Establishing the value of a closely held business is always a tricky proposition. Determining the value of a business for the purpose of dividing it in a divorce is packed with its own unique pitfalls. Because of the adversarial nature of a divorce and competing priorities of each spouse for establishing the value of a business, there are frequently inconsistent results.
Texas courts attempt to discern the “fair market value” of a business, that is, the amount that a willing “buyer would pay for a business who desires to buy but who is not required to buy” from a “seller who desires to sell but is under no necessity to sell.” Compare this to the book value of Company, where one would list the total value of the assets on the books and determine value by deducting the total liabilities. As you can imagine, these models can produce disparate results.
It is important to find a family lawyer with experience dealing with professionals, such as forensic accountants, who not only appraise businesses, but who have experience testifying as to their findings. In determining the business value, these professionals will need a description of the business, its marketplace and competitors; quarterly balance sheets; income statements such as profit and loss reports; tax returns and audits; the business’ ownership structure and financial forecasts; payroll data; product inventory and an accounts receivable aging report.
Also when establishing the value of the business, courts do not look to divide a person’s goodwill but do consider the business goodwill. What this means is that goodwill that is attached to an individual and their particular trusted skill is not divisible in divorce. For example, a spouse who is an individual owner in a personal service enterprise, such as a solo physician, carries with them individual goodwill, as clients trust the individual. Whereas, when the personal reputation and good name of a business is distinct from an individual person’s abilities, that “business goodwill” is divisible in a divorce.

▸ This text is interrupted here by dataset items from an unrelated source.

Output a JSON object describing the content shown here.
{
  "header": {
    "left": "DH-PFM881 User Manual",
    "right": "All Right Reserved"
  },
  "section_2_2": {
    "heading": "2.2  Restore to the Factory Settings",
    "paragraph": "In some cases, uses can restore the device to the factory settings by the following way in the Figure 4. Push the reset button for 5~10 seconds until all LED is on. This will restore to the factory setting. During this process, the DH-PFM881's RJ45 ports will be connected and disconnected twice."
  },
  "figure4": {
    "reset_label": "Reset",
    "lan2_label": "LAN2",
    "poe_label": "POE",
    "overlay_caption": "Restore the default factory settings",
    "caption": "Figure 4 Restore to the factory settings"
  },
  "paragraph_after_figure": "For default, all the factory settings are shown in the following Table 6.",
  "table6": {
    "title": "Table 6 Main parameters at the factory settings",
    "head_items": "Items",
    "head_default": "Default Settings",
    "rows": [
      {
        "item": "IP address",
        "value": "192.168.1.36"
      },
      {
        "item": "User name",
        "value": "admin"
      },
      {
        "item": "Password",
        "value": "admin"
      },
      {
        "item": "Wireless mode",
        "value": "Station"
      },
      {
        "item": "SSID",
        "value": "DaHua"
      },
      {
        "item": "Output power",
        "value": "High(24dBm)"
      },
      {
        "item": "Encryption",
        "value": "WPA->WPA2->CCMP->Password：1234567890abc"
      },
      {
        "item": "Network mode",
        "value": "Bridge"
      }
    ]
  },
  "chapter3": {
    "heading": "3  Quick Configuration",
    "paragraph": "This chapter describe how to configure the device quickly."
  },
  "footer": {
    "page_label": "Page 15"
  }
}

Beyond establishing the fair market value of a business and distinguishing individual from business goodwill, it is necessary to hire forensic accountants because of their expertise in determining easily overlooked but often times impactful elements such as: devaluing a spouse’s minority share in a business because of its lack of marketability when considered separate from the majority share, details in a shareholder agreement, such as a buy-sell agreement, when a spouse business owner might be required to first sell stock back to other owners of the business, which under a fair market value valuation would establish the value of the stock as zero and thereby significantly devalue the business; and, whether or not a spouse should be allowed to compete in the business after the divorce and thereby, if a non-compete agreement is necessary.
Because the method of valuation, and even the person applying the method of valuation is so critical to determining the valuation of a business in a divorce proceeding, it is critical to ensure that you not only have the right experts on your side value in that business, but also the right attorney who can work with those experts both in and out of court to ensure that a court has the correct information when making a business valuation decision.